Gros débat quelques minutes avant le début du showeb : quel sera le film surprise de fin de convention ? Les possibilités fusent et c’est au bout de 2 minutes de convention que l’on nous apprend que le film ne sera pas diffuser faute de temps.

Premier résumé, l’événement : Trois sessions, les gros distributeurs, les petits et indépendants puis les gros. Entre les sessions, une pause repas. Le buffet, simple, très simple, mais efficace, rien à redire. Une pause café ou un goûter, pareil efficace, simple et funky.

Passons aux choses sérieuses, les films.

Il y  avait beaucoup de distributeurs, c’est une très bonne chose, mais c’était long, surtout si certains d’entre eux n’apportent pas grand chose. Pour convaincre dans ce genre d’événement il faut des coups de coeur, que ce soit en rapport au style du film, au casting, à la bande annonce ou autres.

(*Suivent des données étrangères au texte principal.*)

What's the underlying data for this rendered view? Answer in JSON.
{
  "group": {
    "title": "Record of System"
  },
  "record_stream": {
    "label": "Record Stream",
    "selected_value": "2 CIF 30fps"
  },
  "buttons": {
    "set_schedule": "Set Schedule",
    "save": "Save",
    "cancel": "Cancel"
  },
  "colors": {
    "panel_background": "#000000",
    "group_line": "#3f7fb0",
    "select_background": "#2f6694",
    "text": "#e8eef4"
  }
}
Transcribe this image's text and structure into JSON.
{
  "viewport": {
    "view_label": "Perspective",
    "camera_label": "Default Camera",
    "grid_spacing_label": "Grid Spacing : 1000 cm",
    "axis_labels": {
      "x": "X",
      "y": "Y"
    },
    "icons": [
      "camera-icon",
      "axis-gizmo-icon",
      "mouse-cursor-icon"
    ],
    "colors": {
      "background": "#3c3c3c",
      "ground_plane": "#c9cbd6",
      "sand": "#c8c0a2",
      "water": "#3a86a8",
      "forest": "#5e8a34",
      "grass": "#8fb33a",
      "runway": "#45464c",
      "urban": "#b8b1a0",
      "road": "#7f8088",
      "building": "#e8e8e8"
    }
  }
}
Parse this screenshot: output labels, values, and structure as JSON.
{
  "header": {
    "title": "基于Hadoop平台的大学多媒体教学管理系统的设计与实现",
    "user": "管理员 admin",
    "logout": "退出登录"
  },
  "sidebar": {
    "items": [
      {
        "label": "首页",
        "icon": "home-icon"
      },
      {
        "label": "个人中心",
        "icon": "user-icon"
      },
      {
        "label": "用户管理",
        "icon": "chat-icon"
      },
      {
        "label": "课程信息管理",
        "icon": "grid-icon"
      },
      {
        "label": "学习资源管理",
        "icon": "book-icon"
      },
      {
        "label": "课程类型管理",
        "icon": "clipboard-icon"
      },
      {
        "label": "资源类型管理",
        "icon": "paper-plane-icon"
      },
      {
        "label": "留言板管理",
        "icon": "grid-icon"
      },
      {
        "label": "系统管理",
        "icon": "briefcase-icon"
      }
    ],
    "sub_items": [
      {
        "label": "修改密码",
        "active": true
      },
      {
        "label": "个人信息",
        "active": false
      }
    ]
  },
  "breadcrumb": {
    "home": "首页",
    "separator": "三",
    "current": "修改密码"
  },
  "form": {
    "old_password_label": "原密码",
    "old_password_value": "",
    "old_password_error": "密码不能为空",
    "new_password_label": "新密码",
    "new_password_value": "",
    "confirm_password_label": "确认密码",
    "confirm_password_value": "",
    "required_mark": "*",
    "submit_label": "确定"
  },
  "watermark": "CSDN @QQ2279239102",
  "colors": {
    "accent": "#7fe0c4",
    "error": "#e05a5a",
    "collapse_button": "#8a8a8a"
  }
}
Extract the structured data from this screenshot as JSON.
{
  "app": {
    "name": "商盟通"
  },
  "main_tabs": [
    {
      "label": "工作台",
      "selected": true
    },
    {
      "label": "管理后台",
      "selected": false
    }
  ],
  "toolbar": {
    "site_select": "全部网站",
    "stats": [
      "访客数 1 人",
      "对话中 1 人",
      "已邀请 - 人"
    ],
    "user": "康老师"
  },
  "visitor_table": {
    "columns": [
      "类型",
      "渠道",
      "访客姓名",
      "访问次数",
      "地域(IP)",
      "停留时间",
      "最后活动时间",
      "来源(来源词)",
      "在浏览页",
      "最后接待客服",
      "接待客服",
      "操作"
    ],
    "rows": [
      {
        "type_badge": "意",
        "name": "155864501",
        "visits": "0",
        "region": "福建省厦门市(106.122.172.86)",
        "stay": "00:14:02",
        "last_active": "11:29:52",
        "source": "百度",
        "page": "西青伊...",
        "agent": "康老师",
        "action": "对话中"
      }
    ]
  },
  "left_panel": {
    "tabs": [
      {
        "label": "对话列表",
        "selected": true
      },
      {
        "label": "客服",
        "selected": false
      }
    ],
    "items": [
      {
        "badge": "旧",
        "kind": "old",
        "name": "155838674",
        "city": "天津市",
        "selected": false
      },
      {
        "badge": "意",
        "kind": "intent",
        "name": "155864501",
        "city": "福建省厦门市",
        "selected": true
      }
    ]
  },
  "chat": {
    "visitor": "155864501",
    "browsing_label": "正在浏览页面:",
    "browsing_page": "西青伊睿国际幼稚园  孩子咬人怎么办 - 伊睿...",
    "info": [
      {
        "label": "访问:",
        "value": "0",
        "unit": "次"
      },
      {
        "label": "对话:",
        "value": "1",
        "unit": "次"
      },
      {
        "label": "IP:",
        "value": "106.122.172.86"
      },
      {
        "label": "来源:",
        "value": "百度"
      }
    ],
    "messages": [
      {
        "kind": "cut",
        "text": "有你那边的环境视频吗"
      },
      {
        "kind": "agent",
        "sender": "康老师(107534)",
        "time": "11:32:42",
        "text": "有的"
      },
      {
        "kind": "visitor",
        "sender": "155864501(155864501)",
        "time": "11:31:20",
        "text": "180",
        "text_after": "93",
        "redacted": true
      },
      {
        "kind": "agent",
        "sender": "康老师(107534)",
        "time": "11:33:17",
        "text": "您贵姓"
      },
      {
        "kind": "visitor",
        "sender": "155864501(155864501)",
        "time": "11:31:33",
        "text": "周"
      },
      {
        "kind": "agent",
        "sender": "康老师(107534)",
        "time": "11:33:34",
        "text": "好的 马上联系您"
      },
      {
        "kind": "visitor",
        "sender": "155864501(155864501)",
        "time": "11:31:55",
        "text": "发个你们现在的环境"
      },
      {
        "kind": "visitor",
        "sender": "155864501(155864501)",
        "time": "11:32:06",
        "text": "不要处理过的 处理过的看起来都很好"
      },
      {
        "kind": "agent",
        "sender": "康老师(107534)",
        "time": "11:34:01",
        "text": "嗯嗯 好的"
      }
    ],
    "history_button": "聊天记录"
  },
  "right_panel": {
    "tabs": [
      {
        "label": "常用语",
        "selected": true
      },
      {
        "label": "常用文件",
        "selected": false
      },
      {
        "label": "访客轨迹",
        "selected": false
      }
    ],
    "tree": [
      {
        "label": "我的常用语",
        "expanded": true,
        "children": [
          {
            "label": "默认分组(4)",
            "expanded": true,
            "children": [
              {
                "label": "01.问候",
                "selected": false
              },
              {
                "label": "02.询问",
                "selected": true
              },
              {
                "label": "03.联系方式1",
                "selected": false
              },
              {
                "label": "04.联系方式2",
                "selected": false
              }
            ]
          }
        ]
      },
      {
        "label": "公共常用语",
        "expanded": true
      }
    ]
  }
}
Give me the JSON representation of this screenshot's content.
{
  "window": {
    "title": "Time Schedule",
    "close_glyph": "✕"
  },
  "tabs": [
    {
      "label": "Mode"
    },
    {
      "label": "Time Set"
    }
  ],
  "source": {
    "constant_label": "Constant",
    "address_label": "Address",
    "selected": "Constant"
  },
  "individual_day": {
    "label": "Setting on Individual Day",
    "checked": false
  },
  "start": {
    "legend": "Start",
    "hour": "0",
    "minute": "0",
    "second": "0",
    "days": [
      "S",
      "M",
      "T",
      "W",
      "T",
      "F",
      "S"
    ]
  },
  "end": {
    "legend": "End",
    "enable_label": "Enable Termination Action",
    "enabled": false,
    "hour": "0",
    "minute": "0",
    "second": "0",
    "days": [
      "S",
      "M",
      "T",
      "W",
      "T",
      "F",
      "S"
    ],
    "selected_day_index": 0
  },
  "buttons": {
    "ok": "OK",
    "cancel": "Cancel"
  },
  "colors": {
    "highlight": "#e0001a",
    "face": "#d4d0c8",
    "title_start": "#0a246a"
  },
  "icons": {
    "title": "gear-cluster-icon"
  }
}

Ce showeb (m’)aura déçu dans ce sens, sur approximativement une bonne centaine de films présentés, seuls une petite dizaine auront retenu mon attention. Les voici :

Men and Chicken :

Distributeur : Urban Distribution

Le film est déjà sorti, mais au Danemark. Il s’agit d’une comédie noire qui sort des sentiers battus, l’humour est différent, le film aussi. Le film sera adoré ou haï.

The Danish Girl :

Distributeur : Universal Pictures

Quelle transition. Tom Hooper, Eddie Redmayne. Le réalisateur du Discours d’un roi accompagné de celui qui a joué Stephen Hawking dans Une Merveilleuse histoire du temps. Je pourrais m’arrêter là que cela devrait avoir convaincu une majorité d’aller voir ce film, du coup je vais arrêter et laisser le trailer terminer de vous convaincre.

Pauline s’arrache

distributeur : Jour2fête

Strip-tease, l’émission de France 3, vous étiez fan ? Vous adorerez Pauline s’arrache. C’est drôle, c’est filmé différemment, c’est punk. Et ça sort avant Noël.

Un joli podium du showeb. La conclusion comportera une liste de noms de films qui feront parler d’eux vus lors de la convention :

Made in FranceRoomArrêtez moi là, Mr. Gaga, Bastille Day, Au nom de ma fille, Legend.